Carbon monoxide is a poisonous gas that has no smell or taste. Breathing it can make a person feel unwell, but exposure to high concentrations can prove fatal, according to Dr Chris. It is estimated that 40 million people in the UK are at risk of carbon monoxide poisoning in their homes. What are the warning signs and what can be done to treat it?
The symptoms can gradually get worse with prolonged exposure
According to Dr Chris, early symptoms of carbon monoxide may cause dizziness, nausea and “brain fog”.
As the NHS explained, other symptoms include:
- Feeling and being sick
- Tiredness and confusion
- Stomach pain
- Shortness of breath and difficulty breathing
“The symptoms can gradually get worse with prolonged exposure to carbon monoxide, leading to a delay in diagnosis,” explained the health body.
A person’s symptoms may be less severe when they’re away from the source of the carbon monoxide, it noted.
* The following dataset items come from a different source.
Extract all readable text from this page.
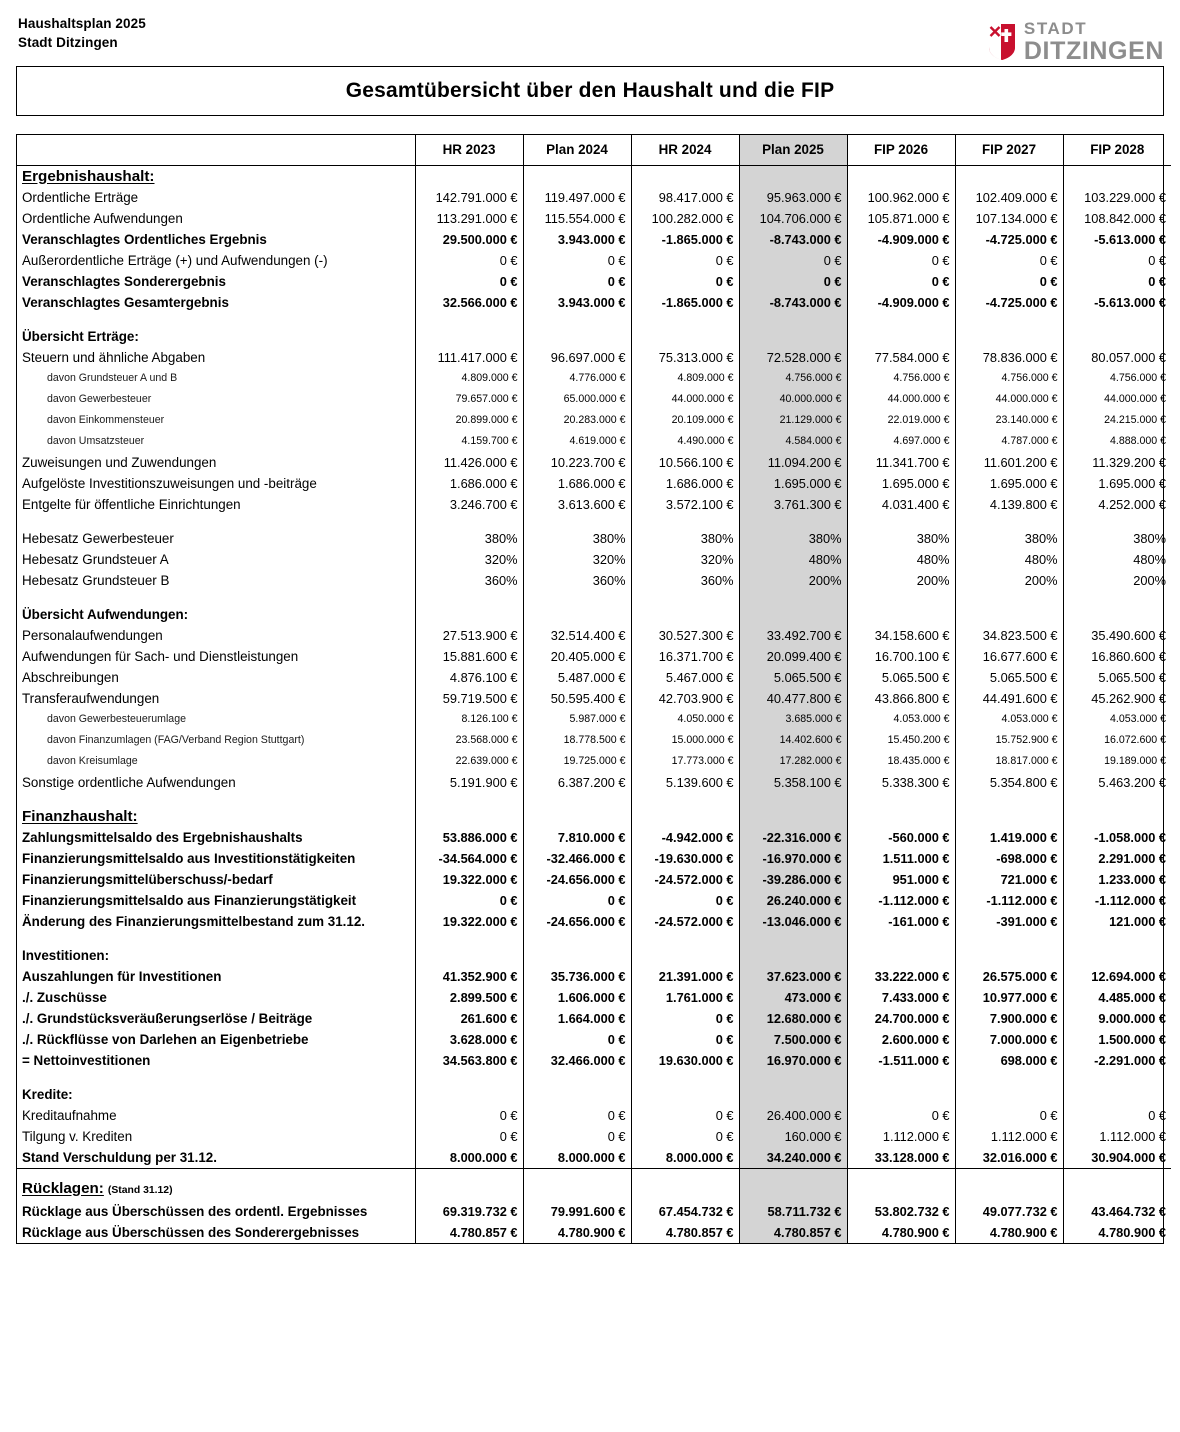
Haushaltsplan 2025
Stadt Ditzingen
STADT
DITZINGEN
Gesamtübersicht über den Haushalt und die FIP
	HR 2023	Plan 2024	HR 2024	Plan 2025	FIP 2026	FIP 2027	FIP 2028
Ergebnishaushalt:							
Ordentliche Erträge	142.791.000 €	119.497.000 €	98.417.000 €	95.963.000 €	100.962.000 €	102.409.000 €	103.229.000 €
Ordentliche Aufwendungen	113.291.000 €	115.554.000 €	100.282.000 €	104.706.000 €	105.871.000 €	107.134.000 €	108.842.000 €
Veranschlagtes Ordentliches Ergebnis	29.500.000 €	3.943.000 €	-1.865.000 €	-8.743.000 €	-4.909.000 €	-4.725.000 €	-5.613.000 €
Außerordentliche Erträge (+) und Aufwendungen (-)	0 €	0 €	0 €	0 €	0 €	0 €	0 €
Veranschlagtes Sonderergebnis	0 €	0 €	0 €	0 €	0 €	0 €	0 €
Veranschlagtes Gesamtergebnis	32.566.000 €	3.943.000 €	-1.865.000 €	-8.743.000 €	-4.909.000 €	-4.725.000 €	-5.613.000 €

Übersicht Erträge:							
Steuern und ähnliche Abgaben	111.417.000 €	96.697.000 €	75.313.000 €	72.528.000 €	77.584.000 €	78.836.000 €	80.057.000 €
davon Grundsteuer A und B	4.809.000 €	4.776.000 €	4.809.000 €	4.756.000 €	4.756.000 €	4.756.000 €	4.756.000 €
davon Gewerbesteuer	79.657.000 €	65.000.000 €	44.000.000 €	40.000.000 €	44.000.000 €	44.000.000 €	44.000.000 €
davon Einkommensteuer	20.899.000 €	20.283.000 €	20.109.000 €	21.129.000 €	22.019.000 €	23.140.000 €	24.215.000 €
davon Umsatzsteuer	4.159.700 €	4.619.000 €	4.490.000 €	4.584.000 €	4.697.000 €	4.787.000 €	4.888.000 €
Zuweisungen und Zuwendungen	11.426.000 €	10.223.700 €	10.566.100 €	11.094.200 €	11.341.700 €	11.601.200 €	11.329.200 €
Aufgelöste Investitionszuweisungen und -beiträge	1.686.000 €	1.686.000 €	1.686.000 €	1.695.000 €	1.695.000 €	1.695.000 €	1.695.000 €
Entgelte für öffentliche Einrichtungen	3.246.700 €	3.613.600 €	3.572.100 €	3.761.300 €	4.031.400 €	4.139.800 €	4.252.000 €

Hebesatz Gewerbesteuer	380%	380%	380%	380%	380%	380%	380%
Hebesatz Grundsteuer A	320%	320%	320%	480%	480%	480%	480%
Hebesatz Grundsteuer B	360%	360%	360%	200%	200%	200%	200%

Übersicht Aufwendungen:							
Personalaufwendungen	27.513.900 €	32.514.400 €	30.527.300 €	33.492.700 €	34.158.600 €	34.823.500 €	35.490.600 €
Aufwendungen für Sach- und Dienstleistungen	15.881.600 €	20.405.000 €	16.371.700 €	20.099.400 €	16.700.100 €	16.677.600 €	16.860.600 €
Abschreibungen	4.876.100 €	5.487.000 €	5.467.000 €	5.065.500 €	5.065.500 €	5.065.500 €	5.065.500 €
Transferaufwendungen	59.719.500 €	50.595.400 €	42.703.900 €	40.477.800 €	43.866.800 €	44.491.600 €	45.262.900 €
davon Gewerbesteuerumlage	8.126.100 €	5.987.000 €	4.050.000 €	3.685.000 €	4.053.000 €	4.053.000 €	4.053.000 €
davon Finanzumlagen (FAG/Verband Region Stuttgart)	23.568.000 €	18.778.500 €	15.000.000 €	14.402.600 €	15.450.200 €	15.752.900 €	16.072.600 €
davon Kreisumlage	22.639.000 €	19.725.000 €	17.773.000 €	17.282.000 €	18.435.000 €	18.817.000 €	19.189.000 €
Sonstige ordentliche Aufwendungen	5.191.900 €	6.387.200 €	5.139.600 €	5.358.100 €	5.338.300 €	5.354.800 €	5.463.200 €

Finanzhaushalt:							
Zahlungsmittelsaldo des Ergebnishaushalts	53.886.000 €	7.810.000 €	-4.942.000 €	-22.316.000 €	-560.000 €	1.419.000 €	-1.058.000 €
Finanzierungsmittelsaldo aus Investitionstätigkeiten	-34.564.000 €	-32.466.000 €	-19.630.000 €	-16.970.000 €	1.511.000 €	-698.000 €	2.291.000 €
Finanzierungsmittelüberschuss/-bedarf	19.322.000 €	-24.656.000 €	-24.572.000 €	-39.286.000 €	951.000 €	721.000 €	1.233.000 €
Finanzierungsmittelsaldo aus Finanzierungstätigkeit	0 €	0 €	0 €	26.240.000 €	-1.112.000 €	-1.112.000 €	-1.112.000 €
Änderung des Finanzierungsmittelbestand zum 31.12.	19.322.000 €	-24.656.000 €	-24.572.000 €	-13.046.000 €	-161.000 €	-391.000 €	121.000 €

Investitionen:							
Auszahlungen für Investitionen	41.352.900 €	35.736.000 €	21.391.000 €	37.623.000 €	33.222.000 €	26.575.000 €	12.694.000 €
./. Zuschüsse	2.899.500 €	1.606.000 €	1.761.000 €	473.000 €	7.433.000 €	10.977.000 €	4.485.000 €
./. Grundstücksveräußerungserlöse / Beiträge	261.600 €	1.664.000 €	0 €	12.680.000 €	24.700.000 €	7.900.000 €	9.000.000 €
./. Rückflüsse von Darlehen an Eigenbetriebe	3.628.000 €	0 €	0 €	7.500.000 €	2.600.000 €	7.000.000 €	1.500.000 €
= Nettoinvestitionen	34.563.800 €	32.466.000 €	19.630.000 €	16.970.000 €	-1.511.000 €	698.000 €	-2.291.000 €

Kredite:							
Kreditaufnahme	0 €	0 €	0 €	26.400.000 €	0 €	0 €	0 €
Tilgung v. Krediten	0 €	0 €	0 €	160.000 €	1.112.000 €	1.112.000 €	1.112.000 €
Stand Verschuldung per 31.12.	8.000.000 €	8.000.000 €	8.000.000 €	34.240.000 €	33.128.000 €	32.016.000 €	30.904.000 €

Rücklagen: (Stand 31.12)							
Rücklage aus Überschüssen des ordentl. Ergebnisses	69.319.732 €	79.991.600 €	67.454.732 €	58.711.732 €	53.802.732 €	49.077.732 €	43.464.732 €
Rücklage aus Überschüssen des Sonderergebnisses	4.780.857 €	4.780.900 €	4.780.857 €	4.780.857 €	4.780.900 €	4.780.900 €	4.780.900 €
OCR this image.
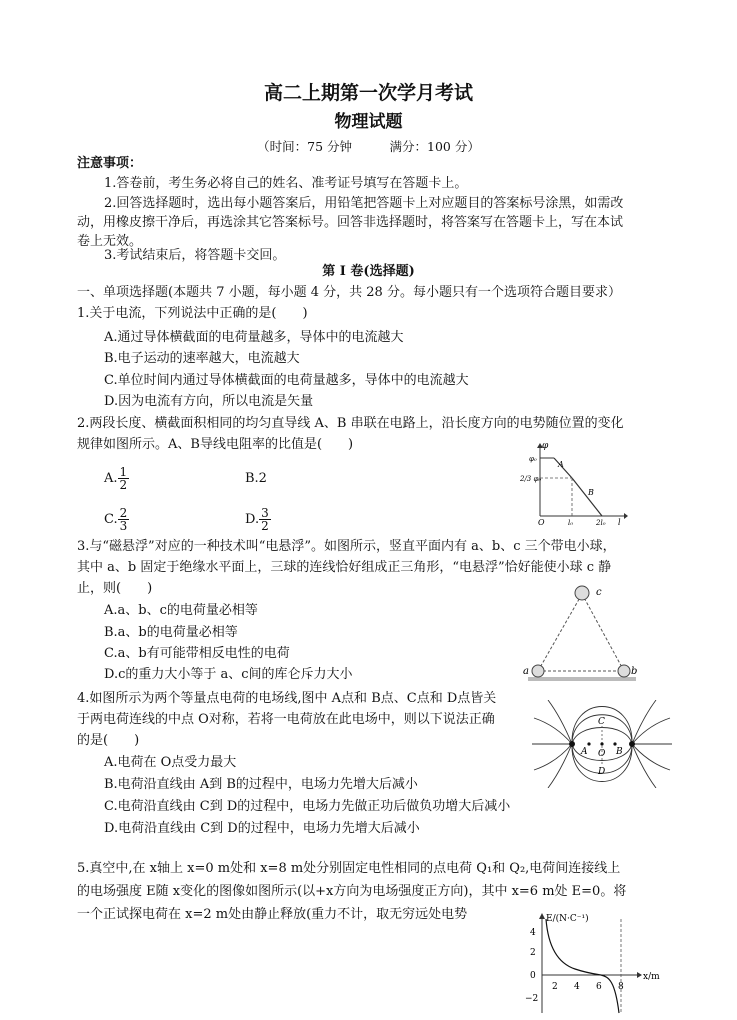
高二上期第一次学月考试
物理试题
（时间：75 分钟　　　满分：100 分）
注意事项：
1.答卷前，考生务必将自己的姓名、准考证号填写在答题卡上。
2.回答选择题时，选出每小题答案后，用铅笔把答题卡上对应题目的答案标号涂黑，如需改
动，用橡皮擦干净后，再选涂其它答案标号。回答非选择题时，将答案写在答题卡上，写在本试
卷上无效。
3.考试结束后，将答题卡交回。
第 I 卷(选择题)
一、单项选择题(本题共 7 小题，每小题 4 分，共 28 分。每小题只有一个选项符合题目要求）
1.关于电流，下列说法中正确的是(　　)
A.通过导体横截面的电荷量越多，导体中的电流越大
B.电子运动的速率越大，电流越大
C.单位时间内通过导体横截面的电荷量越多，导体中的电流越大
D.因为电流有方向，所以电流是矢量
2.两段长度、横截面积相同的均匀直导线 A、B 串联在电路上，沿长度方向的电势随位置的变化
规律如图所示。A、B导线电阻率的比值是(　　)
A. $\frac{1}{2}$	B.2
C. $\frac{2}{3}$	D. $\frac{3}{2}$
φ
φ₀
2/3 φ₀
A
B
O	l₀	2l₀ l
3.与“磁悬浮”对应的一种技术叫“电悬浮”。如图所示，竖直平面内有 a、b、c 三个带电小球，
其中 a、b 固定于绝缘水平面上，三球的连线恰好组成正三角形，“电悬浮”恰好能使小球 c 静
止，则(　　)
A.a、b、c的电荷量必相等
B.a、b的电荷量必相等
C.a、b有可能带相反电性的电荷
D.c的重力大小等于 a、c间的库仑斥力大小
c
a	b
4.如图所示为两个等量点电荷的电场线,图中 A点和 B点、C点和 D点皆关
于两电荷连线的中点 O对称，若将一电荷放在此电场中，则以下说法正确
的是(　　)
A.电荷在 O点受力最大
B.电荷沿直线由 A到 B的过程中，电场力先增大后减小
C.电荷沿直线由 C到 D的过程中，电场力先做正功后做负功增大后减小
D.电荷沿直线由 C到 D的过程中，电场力先增大后减小
C
D
A O B
5.真空中,在 x轴上 x=0 m处和 x=8 m处分别固定电性相同的点电荷 Q₁和 Q₂,电荷间连接线上
的电场强度 E随 x变化的图像如图所示(以+x方向为电场强度正方向)，其中 x=6 m处 E=0。将
一个正试探电荷在 x=2 m处由静止释放(重力不计，取无穷远处电势	E/(N·C⁻¹)
x/m
4
2
0
−2
2 4 6 8
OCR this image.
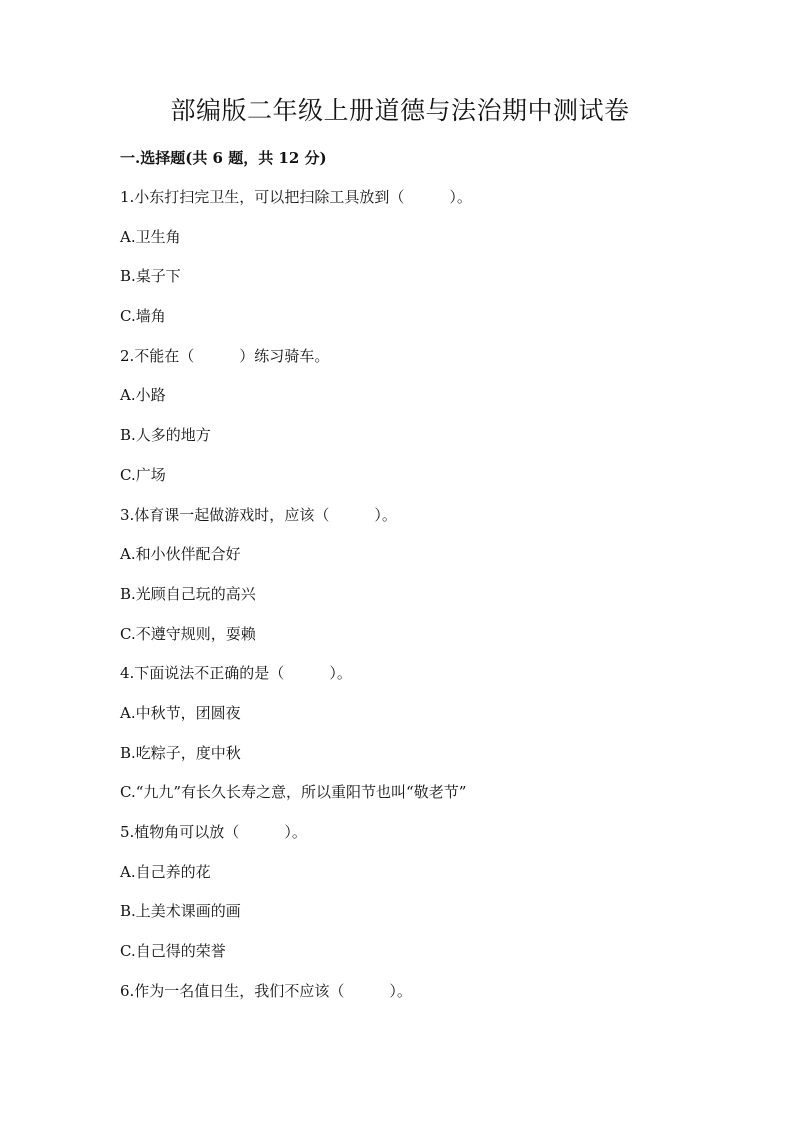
部编版二年级上册道德与法治期中测试卷
一.选择题(共 6 题，共 12 分)
1.小东打扫完卫生，可以把扫除工具放到（　　　）。
A.卫生角
B.桌子下
C.墙角
2.不能在（　　　）练习骑车。
A.小路
B.人多的地方
C.广场
3.体育课一起做游戏时，应该（　　　）。
A.和小伙伴配合好
B.光顾自己玩的高兴
C.不遵守规则，耍赖
4.下面说法不正确的是（　　　）。
A.中秋节，团圆夜
B.吃粽子，度中秋
C.“九九”有长久长寿之意，所以重阳节也叫“敬老节”
5.植物角可以放（　　　）。
A.自己养的花
B.上美术课画的画
C.自己得的荣誉
6.作为一名值日生，我们不应该（　　　）。
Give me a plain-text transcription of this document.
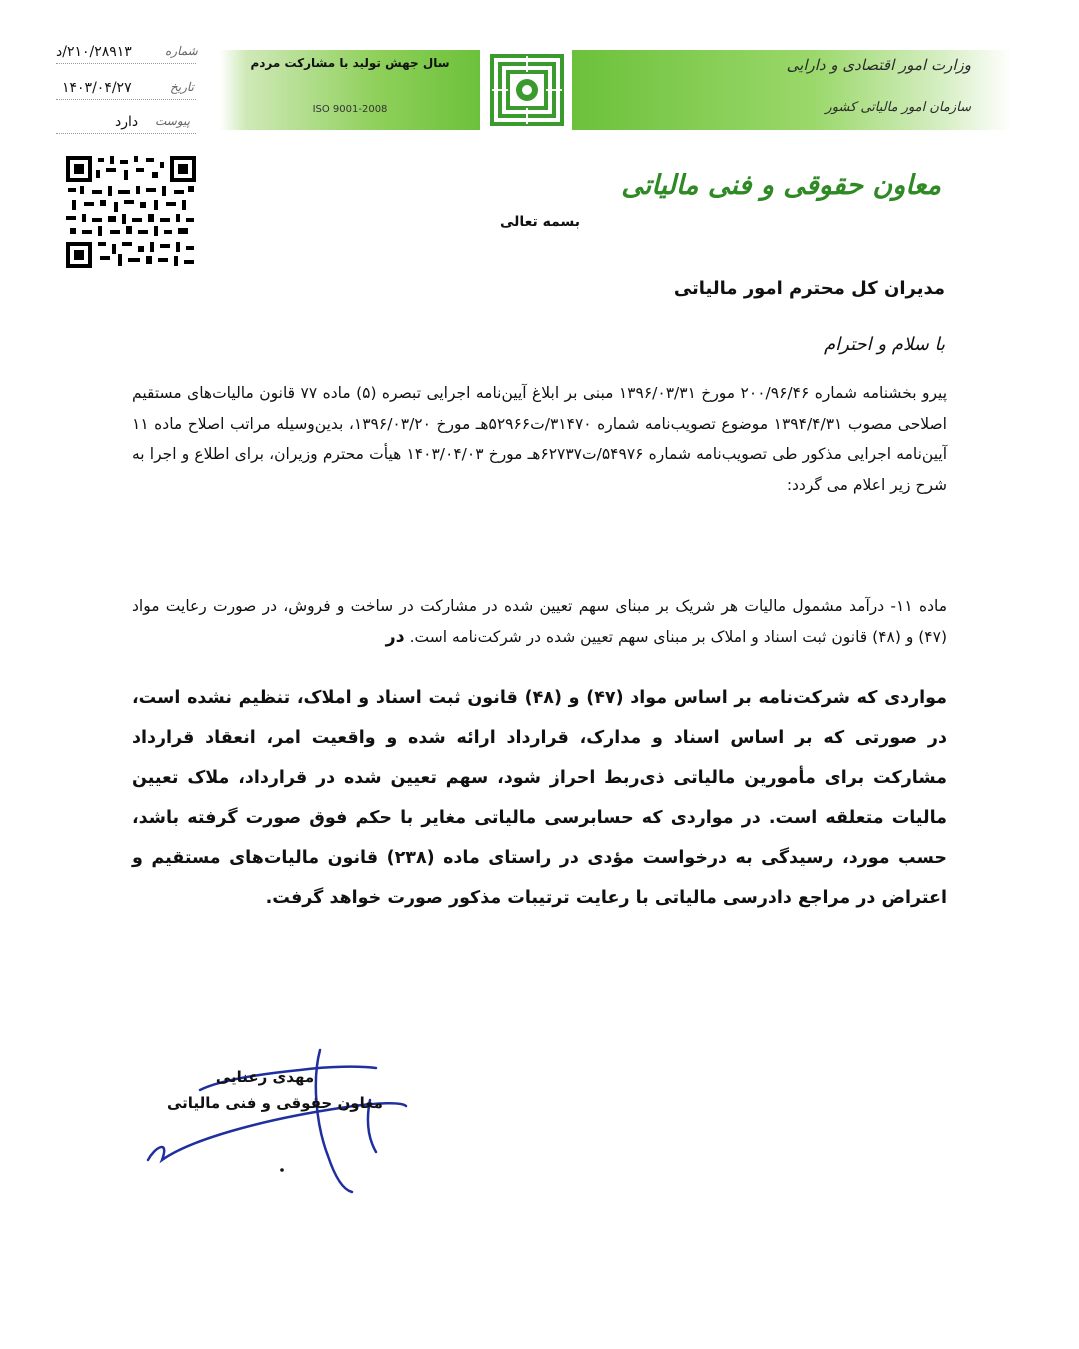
سال جهش تولید با مشارکت مردم
ISO 9001-2008
وزارت امور اقتصادی و دارایی
سازمان امور مالیاتی کشور
شماره
۲۱۰/۲۸۹۱۳/د
تاریخ
۱۴۰۳/۰۴/۲۷
پیوست
دارد
معاون حقوقی و فنی مالیاتی
بسمه تعالی
مدیران کل محترم امور مالیاتی
با سلام و احترام
پیرو بخشنامه شماره ۲۰۰/۹۶/۴۶ مورخ ۱۳۹۶/۰۳/۳۱ مبنی بر ابلاغ آیین‌نامه اجرایی تبصره (۵) ماده ۷۷ قانون مالیات‌های مستقیم اصلاحی مصوب ۱۳۹۴/۴/۳۱ موضوع تصویب‌نامه شماره ۳۱۴۷۰/ت۵۲۹۶۶هـ مورخ ۱۳۹۶/۰۳/۲۰، بدین‌وسیله مراتب اصلاح ماده ۱۱ آیین‌نامه اجرایی مذکور طی تصویب‌نامه شماره ۵۴۹۷۶/ت۶۲۷۳۷هـ مورخ ۱۴۰۳/۰۴/۰۳ هیأت محترم وزیران، برای اطلاع و اجرا به شرح زیر اعلام می گردد:
ماده ۱۱- درآمد مشمول مالیات هر شریک بر مبنای سهم تعیین شده در مشارکت در ساخت و فروش، در صورت رعایت مواد (۴۷) و (۴۸) قانون ثبت اسناد و املاک بر مبنای سهم تعیین شده در شرکت‌نامه است. در
مواردی که شرکت‌نامه بر اساس مواد (۴۷) و (۴۸) قانون ثبت اسناد و املاک، تنظیم نشده است، در صورتی که بر اساس اسناد و مدارک، قرارداد ارائه شده و واقعیت امر، انعقاد قرارداد مشارکت برای مأمورین مالیاتی ذی‌ربط احراز شود، سهم تعیین شده در قرارداد، ملاک تعیین مالیات متعلقه است. در مواردی که حسابرسی مالیاتی مغایر با حکم فوق صورت گرفته باشد، حسب مورد، رسیدگی به درخواست مؤدی در راستای ماده (۲۳۸) قانون مالیات‌های مستقیم و اعتراض در مراجع دادرسی مالیاتی با رعایت ترتیبات مذکور صورت خواهد گرفت.
مهدی رعنایی
معاون حقوقی و فنی مالیاتی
Long-term exposure to low levels of carbon monoxide can also lead to neurological symptoms, such as:
- Difficulty thinking or concentrating
- Frequent emotional changes – for example, becoming easily irritated, depressed, or making impulsive or irrational decisions
Breathing in high levels of carbon monoxide gas can cause more severe symptoms.
These may include:
- Impaired mental state and personality changes (intoxication)
- The feeling that you or the environment around you is spinning (vertigo)
- Loss of physical co-ordination caused by underlying damage to the brain and nervous system (ataxia)
- Breathlessness and a heart rate of more than 100 beats per minute (tachycardia)
- Chest pain caused by angina or a heart attack
- An uncontrollable burst of electrical activity in the brain that causes muscle spasms (seizures)
- Loss of consciousness – in cases where there are very high levels of carbon monoxide, death may occur within minutes
What causes carbon monoxide to leak?
Carbon monoxide is produced when fuels such as gas, oil, coal and wood do not burn fully.
Faulty devices in the house are the most common causes of accidental exposure to carbon monoxide. According to Dr Chris, people can be at the mercy of “unscrupulous landlords” who fail to maintain household devices properly.
Signs a device is faulty and at risk of leaking carbon monoxide include spotting a yellow flame, he said: “This may indicate carbon monoxide.”
How to treat it
Dr Chris urges people to go to A+E if they suspect they have carbon monoxide poisoning. Being away from the affected area should aid recovery, he added.
“Your symptoms will often indicate whether you have carbon monoxide poisoning, but a blood test will confirm the amount of carboxyhaemoglobin in your blood, said the NHS.
“A level of 30 per cent indicates severe exposure,” the health site added.
The length of time it takes to recover from carbon monoxide poisoning will depend on how much carbon monoxide a person has been exposed to and how long they have been exposed to it, noted the health body.
How to prevent it
It’s important to be aware of the dangers and identify any appliances in a person’s house that could potentially leak carbon monoxide, said the NHS.
“Boilers, cookers, heating systems and appliances should be installed and regularly serviced by a reputable, registered engineer,” explained the health body.
A person should not attempt to install or service appliances themselves, warned the health site.